I suppose the cost of running the prediction service is made up for by the improved workload performance. How do you make that trade off between the MIP solver budget and resources spent training the model on the one hand, and workload throughput gains or latency reductions on the other hand?
Yes. In our case it's definitely worth it. Another interesting thing to consider is by moving from a kernel-level generic solution (Linux CFS) towards ML-driven systems that depend on the actual workloads we run on all of our clusters, it also implies different ways of debugging and iterating on software. We believe it's a net positive in our case.
I love this type of work, the final analysis shows a significant change but one that I've had difficulty with in the past. Decrease your variance and your 99 percentile and your going to see gains even if you see an increase in your volume of times near the median.
So often we see projects that talk about cutting costs by order of magnitudes but this one is taking an order of magnitude of pods greater than most of what we will do and reducing it fractionally
Maybe not applicable to this article, but since caches and numa was mentioned...

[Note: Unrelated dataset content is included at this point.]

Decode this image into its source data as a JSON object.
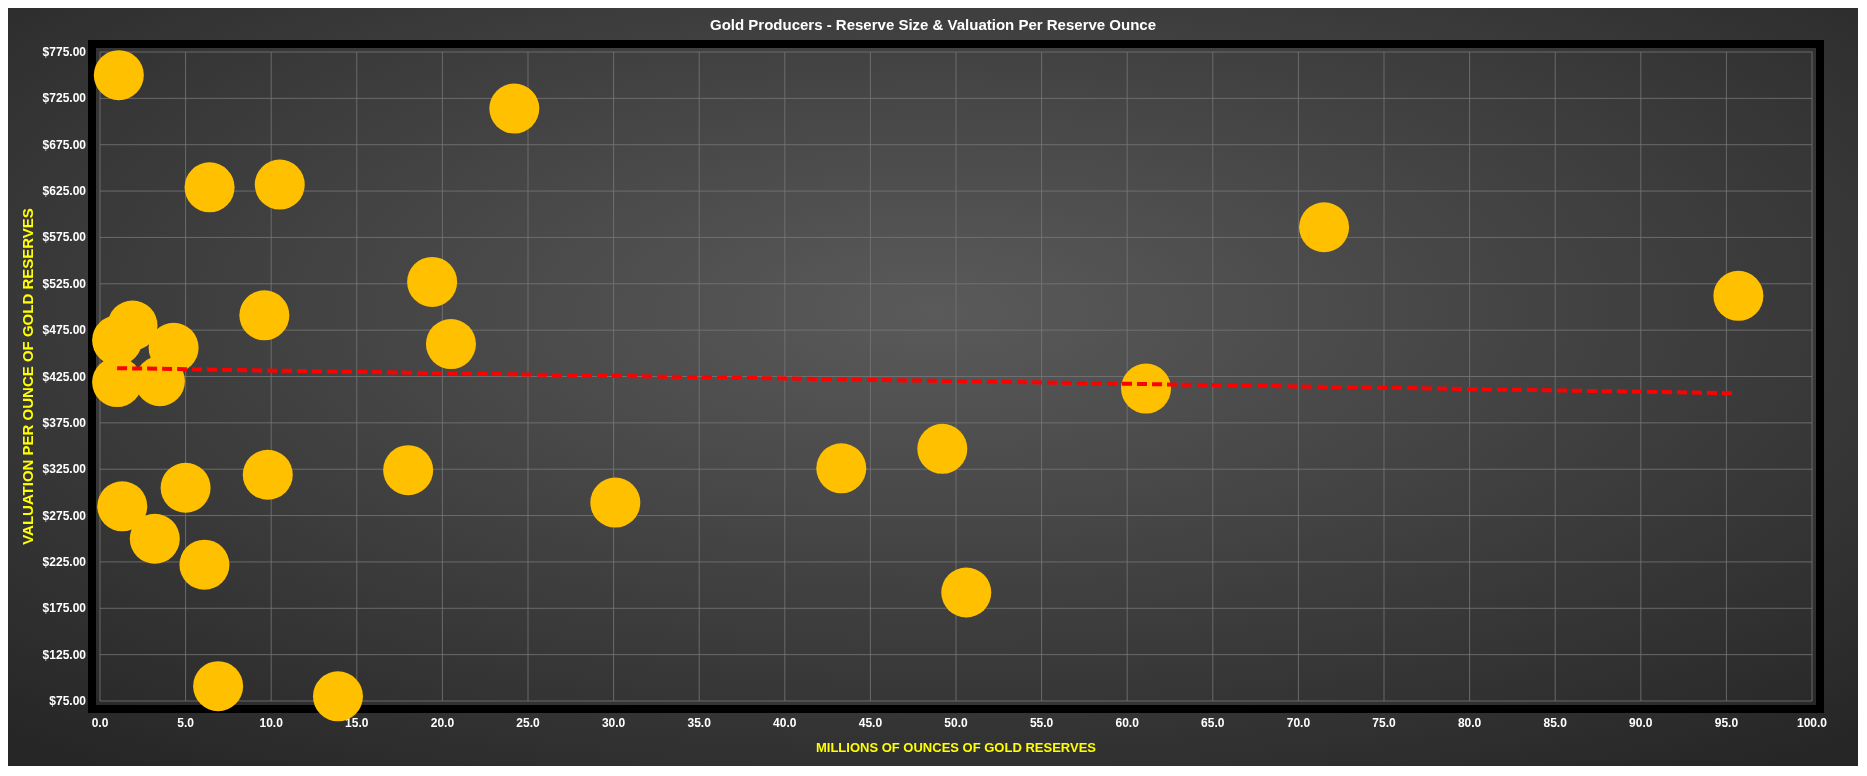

Has anyone studied effects of CPU allocation on cache coherency performance (different L2 caches talking to synchronize data) and in the end overall system performance?
Intel VTune Amplifier can help you with that, although it has to be tested with each release of your code to get the most juice out of it as every application is different in terms of Computation, Disk IO and Network IO.
Anyone has an experience running openfoam in the containers? —cpuset-cpus gives me huge performance hit. It’s painfully slow if I allow 16 cores to docker, while running it directly in VM with 16 cores it’s much faster?